The "Louisiana Science Education Act" mandated the removal of science from Science classes

April 26, 2011

I feel like I should pass along info about this event:

Thursday, April 28th 11:00am - 4:00pm LA State Capitol This is a rally at the Louisiana State Capitol in support of SB 70, a bill sponsored by Senator Karen Carter Peterson to repeal the creationist Louisiana Science Education Act, which was passed in 2008. Come show your support! Visit www.repealcreationism.com for more information about this effort. Click here for more information about this event.

If you've read for long, you understand that I'm not particularly interested in politics. And I'm especially uninterested in your politics. But we should agree that it's shameful that a high school student feels the need to petition his state legislature so that his science class can be free to teach, uhm, actual science.

For those who have forgotten science, it's the process by which facts are revealed to humanity. Someone has an idea, and then looks to verify that idea through observation, measurement, and study of the properties of things from sub-atomic particles to the movement of galaxies.

Little by little, science finds that theories start to align, and different methods of research, computation, and study point to a particular solution. Such solutions become accepted as fact.

Here is an example of something that is not science: a guy, thousands of years ago, has an idea about how something came about. He wasn't a bad guy, and for his time, his ideas made a lot of sense.
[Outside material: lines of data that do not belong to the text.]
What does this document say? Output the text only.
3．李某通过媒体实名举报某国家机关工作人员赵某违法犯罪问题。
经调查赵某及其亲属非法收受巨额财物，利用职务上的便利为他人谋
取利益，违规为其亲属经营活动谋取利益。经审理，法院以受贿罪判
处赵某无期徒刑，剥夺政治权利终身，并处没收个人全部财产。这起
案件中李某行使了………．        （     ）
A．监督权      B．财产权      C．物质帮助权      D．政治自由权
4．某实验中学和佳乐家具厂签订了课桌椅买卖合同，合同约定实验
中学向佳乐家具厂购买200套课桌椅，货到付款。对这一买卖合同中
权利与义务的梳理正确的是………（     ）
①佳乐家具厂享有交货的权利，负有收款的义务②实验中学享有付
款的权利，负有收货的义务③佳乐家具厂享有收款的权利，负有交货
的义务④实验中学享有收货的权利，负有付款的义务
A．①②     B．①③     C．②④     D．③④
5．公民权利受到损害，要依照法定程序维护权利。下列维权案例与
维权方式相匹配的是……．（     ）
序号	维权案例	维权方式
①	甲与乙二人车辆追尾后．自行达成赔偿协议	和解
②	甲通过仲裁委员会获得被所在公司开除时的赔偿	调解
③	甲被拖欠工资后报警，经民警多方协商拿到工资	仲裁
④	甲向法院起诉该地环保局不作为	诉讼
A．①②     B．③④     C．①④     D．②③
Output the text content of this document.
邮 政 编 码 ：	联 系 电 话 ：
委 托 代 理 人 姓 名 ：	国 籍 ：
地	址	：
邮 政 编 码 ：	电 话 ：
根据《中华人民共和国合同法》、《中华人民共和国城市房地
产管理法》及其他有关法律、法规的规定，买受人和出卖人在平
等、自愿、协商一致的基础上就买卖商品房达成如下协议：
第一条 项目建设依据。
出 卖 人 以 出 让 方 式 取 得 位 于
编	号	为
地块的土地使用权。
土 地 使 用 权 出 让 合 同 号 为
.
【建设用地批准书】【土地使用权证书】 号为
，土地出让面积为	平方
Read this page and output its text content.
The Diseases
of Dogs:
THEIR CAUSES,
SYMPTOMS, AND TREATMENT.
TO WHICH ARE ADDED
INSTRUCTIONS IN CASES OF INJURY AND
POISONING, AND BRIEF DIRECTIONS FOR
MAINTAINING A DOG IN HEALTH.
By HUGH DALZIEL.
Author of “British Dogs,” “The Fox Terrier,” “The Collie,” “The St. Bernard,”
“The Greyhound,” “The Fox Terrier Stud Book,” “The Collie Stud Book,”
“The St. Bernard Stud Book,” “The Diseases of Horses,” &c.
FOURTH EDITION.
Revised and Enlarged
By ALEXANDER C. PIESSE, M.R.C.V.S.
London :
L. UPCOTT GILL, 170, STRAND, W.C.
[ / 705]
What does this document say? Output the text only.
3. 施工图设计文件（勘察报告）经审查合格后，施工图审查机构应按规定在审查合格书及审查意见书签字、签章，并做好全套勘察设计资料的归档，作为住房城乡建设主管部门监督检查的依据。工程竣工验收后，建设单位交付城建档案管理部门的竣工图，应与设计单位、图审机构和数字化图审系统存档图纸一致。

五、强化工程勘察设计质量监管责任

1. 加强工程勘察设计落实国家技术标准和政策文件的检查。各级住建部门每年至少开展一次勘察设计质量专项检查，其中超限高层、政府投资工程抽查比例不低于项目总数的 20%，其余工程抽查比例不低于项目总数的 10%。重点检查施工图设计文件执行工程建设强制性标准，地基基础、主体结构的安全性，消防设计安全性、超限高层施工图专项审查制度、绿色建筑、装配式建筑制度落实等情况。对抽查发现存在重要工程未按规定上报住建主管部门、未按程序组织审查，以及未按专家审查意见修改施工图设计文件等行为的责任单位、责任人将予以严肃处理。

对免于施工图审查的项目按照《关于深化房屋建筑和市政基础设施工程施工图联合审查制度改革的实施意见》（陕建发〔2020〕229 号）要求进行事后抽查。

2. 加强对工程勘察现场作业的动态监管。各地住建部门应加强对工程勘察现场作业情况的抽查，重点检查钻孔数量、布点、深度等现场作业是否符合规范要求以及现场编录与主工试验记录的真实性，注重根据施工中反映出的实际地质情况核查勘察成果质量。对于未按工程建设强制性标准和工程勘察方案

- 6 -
He assumed it to be fact and wrote it in a book.

For thousands of years, humans assume that his book is correct, and as science starts to suggest that perhaps another answer is the correct one, the humans cling to the original book as if their lives depended on it.

That example is actually referred to as "faith."

I have no problem with those who blindly hold to their faith and deny facts as presented by science. Those people are wrong, but we're all wrong in many ways, on many topics, large and small. My problem is setting school curricula that force students to swallow matters of faith under the guise of Science class. If you want your child to be taught religion at school, there is no shortage of private schools whose mission includes such instruction.

But think about this: our creator -- whoever you believe that to be -- empowered us with minds like no other creatures. Minds that can think and reason and learn from those who foraged through the forest of knowledge that came before us. Did the creator give us those minds so that we could blindly hold on to a notion that was presented thousands of years ago? Or was the intention that we grow our collective knowledge and become a better informed species?